Saturnale


Par MARY YAZBECK AZOURY

“TOUS DEUX SONT MORTS...”
“Seigneur, votre droite est terrible...” “... Gloire, jeunesse, orgueil, biens que la tombe emporte...” Qui mieux que Victor Hugo peut exprimer en quelques vers l’horreur de la mort? “Non l’avenir n’est à personne! Sire! L’Avenir est à Dieu! A chaque fois que l’heure sonne, Tout ici-bas nous dit adieu. L’avenir! L’avenir! Mystère!” Lady Di et Dodi sont morts... Tous les regrets du monde n’y pourront rien. Il a suffi d’un instant, d’un tout petit instant pour que la romance bascule dans l’horreur.
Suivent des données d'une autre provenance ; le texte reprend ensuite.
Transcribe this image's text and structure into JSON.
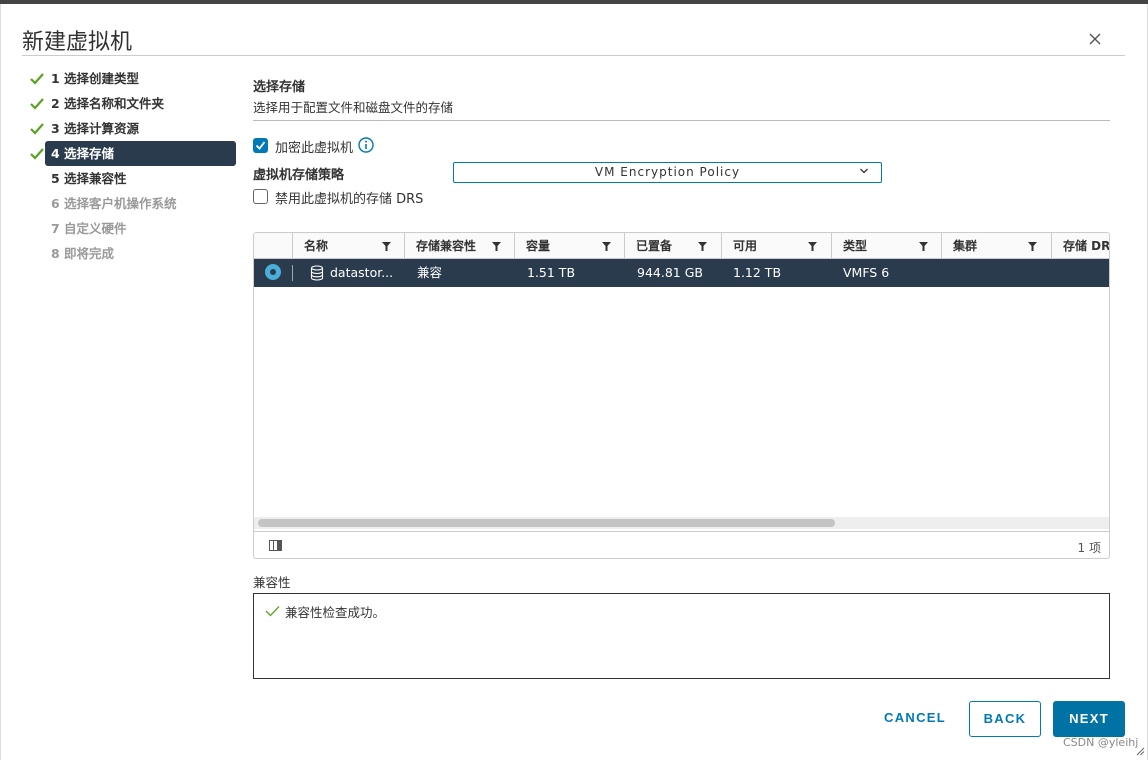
{
  "dialog": {
    "title": "新建虚拟机",
    "close_icon": "close-icon"
  },
  "steps": [
    {
      "label": "1 选择创建类型",
      "state": "completed"
    },
    {
      "label": "2 选择名称和文件夹",
      "state": "completed"
    },
    {
      "label": "3 选择计算资源",
      "state": "completed"
    },
    {
      "label": "4 选择存储",
      "state": "active"
    },
    {
      "label": "5 选择兼容性",
      "state": "pending"
    },
    {
      "label": "6 选择客户机操作系统",
      "state": "disabled"
    },
    {
      "label": "7 自定义硬件",
      "state": "disabled"
    },
    {
      "label": "8 即将完成",
      "state": "disabled"
    }
  ],
  "section": {
    "title": "选择存储",
    "description": "选择用于配置文件和磁盘文件的存储"
  },
  "encrypt": {
    "label": "加密此虚拟机",
    "checked": true
  },
  "policy": {
    "label": "虚拟机存储策略",
    "value": "VM Encryption Policy"
  },
  "disable_drs": {
    "label": "禁用此虚拟机的存储 DRS",
    "checked": false
  },
  "grid": {
    "columns": [
      "名称",
      "存储兼容性",
      "容量",
      "已置备",
      "可用",
      "类型",
      "集群",
      "存储 DRS"
    ],
    "rows": [
      {
        "name": "datastor...",
        "compat": "兼容",
        "capacity": "1.51 TB",
        "provisioned": "944.81 GB",
        "free": "1.12 TB",
        "type": "VMFS 6",
        "cluster": "",
        "drs": "",
        "selected": true
      }
    ],
    "count": "1 项",
    "scroll_fraction": 0.68
  },
  "compatibility": {
    "label": "兼容性",
    "message": "兼容性检查成功。"
  },
  "buttons": {
    "cancel": "CANCEL",
    "back": "BACK",
    "next": "NEXT"
  },
  "watermark": "CSDN @yleihj",
  "colors": {
    "accent": "#0079b8",
    "selected_row": "#2a3b4d",
    "success": "#5aa220"
  }
}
L’horreur d’une mort stupide. Mais y a-t-il des morts intelligentes? Et pourtant... On ne peut s’empêcher de dire “Si”... Aujourd’hui, Diana a trouvé le repos éternel, elle est libre pour toujours. Le monde entier la pleure. Comme il a pleuré la reine Astrid! Comme il a pleuré Grace Kelly! Comme il a pleuré John Kennedy! Comme il a pleuré Elvis Presley! Et pourtant... “Tout s’efface, tout se délie, Le flot sur le flot se replie, et la vague qui passe oublie...”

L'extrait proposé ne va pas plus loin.